Editor’s note: This commentary is by Rick Gordon, Ph.D., who is a member of the Westminster School Board and the director of the Compass School, a private nonprofit school for grades 7-12 in Westminster.
Thankfully our legislators are considering modifications to Act 46. While consolidation may make sense in some areas of the state, it doesn’t work in all areas, is unlikely to achieve the goals of the act and, most importantly, will harm the education of our children. Sadly, many of the supposed advantages of consolidation focus on convenience for central administration, simplification for the business office, or simply compliance with state mandates that are not necessarily in the interest of children or teachers.
Act 46 sets out two major goals — economic efficiency and equity. On both grounds, the current emphasis on one “preferred structure” fails to meet these goals, at least in some areas of the state.
I worry that we misinterpret local control as a question of governance rather than educational quality. The ultimate determinant of a student’s educational experience is the quality of teachers, the school principal, and programs at the local level. Student learning is not an abstraction of educational policy or governance — the most effective schools know students well and are responsive to the individual needs of kids and their families. The more bureaucratic and standardized our schools become, the less responsive they can be to the unique needs of the children they serve.
Local control really is about school-based responsiveness to the needs of kids, the initiative of teachers, the input of the community, and the leadership of principals to shape an inspiring, dynamic, personalized learning environment that works for every child. Decisions made in the superintendent’s office or by a unified board can’t be based on knowing the uniqueness of our children or the unique needs of individual schools. Teachers will shy away from pursuing exciting new ideas that would have to be sold throughout a larger district — it’s hard enough to create something new at the classroom or school level. The idea of districtwide implementation of a teacher-initiated effort is nearly impossible. Parent voices will be subdued by having to go up the channel from principal to the superintendent.
Local control really is about school-based responsiveness to the needs of kids, the initiative of teachers, the input of the community, and the leadership of principals to shape an inspiring, dynamic, personalized learning environment that works for every child.

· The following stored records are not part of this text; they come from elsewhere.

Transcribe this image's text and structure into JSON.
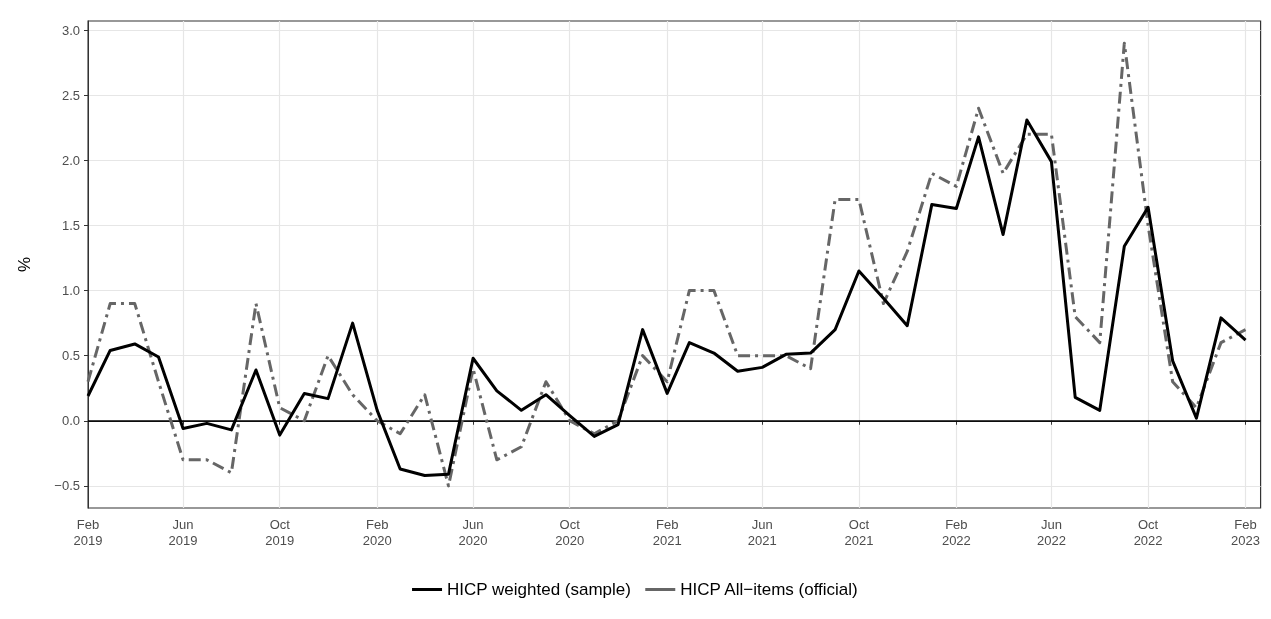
{
  "chart_data": {
    "type": "line",
    "ylabel": "%",
    "x": [
      "2019-02",
      "2019-03",
      "2019-04",
      "2019-05",
      "2019-06",
      "2019-07",
      "2019-08",
      "2019-09",
      "2019-10",
      "2019-11",
      "2019-12",
      "2020-01",
      "2020-02",
      "2020-03",
      "2020-04",
      "2020-05",
      "2020-06",
      "2020-07",
      "2020-08",
      "2020-09",
      "2020-10",
      "2020-11",
      "2020-12",
      "2021-01",
      "2021-02",
      "2021-03",
      "2021-04",
      "2021-05",
      "2021-06",
      "2021-07",
      "2021-08",
      "2021-09",
      "2021-10",
      "2021-11",
      "2021-12",
      "2022-01",
      "2022-02",
      "2022-03",
      "2022-04",
      "2022-05",
      "2022-06",
      "2022-07",
      "2022-08",
      "2022-09",
      "2022-10",
      "2022-11",
      "2022-12",
      "2023-01",
      "2023-02"
    ],
    "series": [
      {
        "name": "HICP weighted (sample)",
        "color": "#000000",
        "line_style": "solid",
        "values": [
          0.19,
          0.54,
          0.59,
          0.49,
          -0.06,
          -0.02,
          -0.07,
          0.39,
          -0.11,
          0.21,
          0.17,
          0.75,
          0.08,
          -0.37,
          -0.42,
          -0.41,
          0.48,
          0.23,
          0.08,
          0.2,
          0.04,
          -0.12,
          -0.03,
          0.7,
          0.21,
          0.6,
          0.52,
          0.38,
          0.41,
          0.51,
          0.52,
          0.7,
          1.15,
          0.94,
          0.73,
          1.66,
          1.63,
          2.18,
          1.43,
          2.31,
          1.99,
          0.18,
          0.08,
          1.34,
          1.64,
          0.46,
          0.02,
          0.79,
          0.62
        ]
      },
      {
        "name": "HICP All−items (official)",
        "color": "#666666",
        "line_style": "dashed",
        "values": [
          0.3,
          0.9,
          0.9,
          0.3,
          -0.3,
          -0.3,
          -0.4,
          0.9,
          0.1,
          0.0,
          0.5,
          0.2,
          0.0,
          -0.1,
          0.2,
          -0.5,
          0.4,
          -0.3,
          -0.2,
          0.3,
          0.0,
          -0.1,
          0.0,
          0.5,
          0.3,
          1.0,
          1.0,
          0.5,
          0.5,
          0.5,
          0.4,
          1.7,
          1.7,
          0.9,
          1.3,
          1.9,
          1.8,
          2.4,
          1.9,
          2.2,
          2.2,
          0.8,
          0.6,
          2.9,
          1.5,
          0.3,
          0.1,
          0.6,
          0.7
        ]
      }
    ],
    "xlim": [
      "2019-02",
      "2023-02-20"
    ],
    "xticks": [
      {
        "value": "2019-02",
        "label": "Feb 2019"
      },
      {
        "value": "2019-06",
        "label": "Jun 2019"
      },
      {
        "value": "2019-10",
        "label": "Oct 2019"
      },
      {
        "value": "2020-02",
        "label": "Feb 2020"
      },
      {
        "value": "2020-06",
        "label": "Jun 2020"
      },
      {
        "value": "2020-10",
        "label": "Oct 2020"
      },
      {
        "value": "2021-02",
        "label": "Feb 2021"
      },
      {
        "value": "2021-06",
        "label": "Jun 2021"
      },
      {
        "value": "2021-10",
        "label": "Oct 2021"
      },
      {
        "value": "2022-02",
        "label": "Feb 2022"
      },
      {
        "value": "2022-06",
        "label": "Jun 2022"
      },
      {
        "value": "2022-10",
        "label": "Oct 2022"
      },
      {
        "value": "2023-02",
        "label": "Feb 2023"
      }
    ],
    "ylim": [
      -0.67,
      3.07
    ],
    "yticks": [
      {
        "value": -0.5,
        "label": "−0.5"
      },
      {
        "value": 0,
        "label": "0.0"
      },
      {
        "value": 0.5,
        "label": "0.5"
      },
      {
        "value": 1,
        "label": "1.0"
      },
      {
        "value": 1.5,
        "label": "1.5"
      },
      {
        "value": 2,
        "label": "2.0"
      },
      {
        "value": 2.5,
        "label": "2.5"
      },
      {
        "value": 3,
        "label": "3.0"
      }
    ],
    "ref_lines": [
      {
        "axis": "y",
        "value": 0,
        "color": "#000000"
      }
    ],
    "grid": true,
    "legend": "bottom",
    "marker": "none"
  }
}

Rather than increase opportunities in our school, opportunities will be reduced by a merger. We have a superb, school-run food program connected to our local farms and our school garden. This is likely one of the first programs that will be cut in a merged district to simplify management and to eliminate the inequity of one school’s superior food service. We have other offerings, such as an experiential learning program not offered by other schools. Even if our surrounding schools tried to replicate these programs, they will not be comparable, since you cannot replicate the skills or enthusiasm of the staff who lead these unique programs. The quality of educational offerings is not only about program titles but depends on the personal commitment and energy of individual teachers or community volunteers. This is not something that can be easily replicated from site to site under the guise of equity.
Equity is not just about equal opportunities and offering the same experience for all — true equity means providing for the different needs of individual children to achieve the best outcomes for each. This kind of attention to individuals happens best at the individual school level.
In terms of economic efficiency, it is ever more clear the savings of consolidation are minimal at best. In the budget-making process, local boards scrutinize the budget line by line, even to the level of individual teacher salaries. Often times, local taxpayers review the board’s budget with equal scrutiny. Merged district budgets will undergo much less scrutiny, if only because the numbers are bigger and the complexity greater. We have seen this absence of oversight for years at union high school budget meetings that sometimes draw single digit attendance. Town meetings have hundreds looking at the budget to keep costs contained — fewer people looking at a district-wide budget will invariably lessen scrutiny and lead to higher levels of spending. The experience in Maine with consolidation has shown the increase in administrative costs from mergers. We don’t need more central office administration in Vermont. And the loss of involvement in town meeting undermines the long tradition of participatory democracy that is fundamental to our Vermont community identity.
We have already seen some of the problems with the consolidation of special education and busing. We have lost some of our best teachers who have been moved to other schools. Cumbersome protocols from the central office make it harder to move personnel when an afterschool staff is sick or a new child needs services. There are no provisions for “unmerging” if the promised benefits don’t result. In Maine, many districts are trying to go back on consolidation mandated there. While the current superintendent and merger committee can make promises now about keeping local programs, not closing schools or not moving students, there is no saying what a future superintendent or board may decide. There is no knowing how individual communities will be impacted if their local school becomes part of a larger district — the merger is permanent, regardless of the impacts.
There are likely ways to improve equity and opportunity and to realize fiscal savings with creative exploration among our local school districts. Our board was enthusiastic about serving on a study committee to explore this. We were sorely disappointed to find our local merger committee was limited to pursuing only a merger following the preferred structure and had a short timeline for follow-through. Extending deadlines and opening the process to alternatives will help achieve the goals of Act 46 while allowing flexibility to the circumstances in different regions of the state. I hope our policy makers can keep attention on how best to provide for the well-being of our children and not on any single structure that may not work in different parts of the state.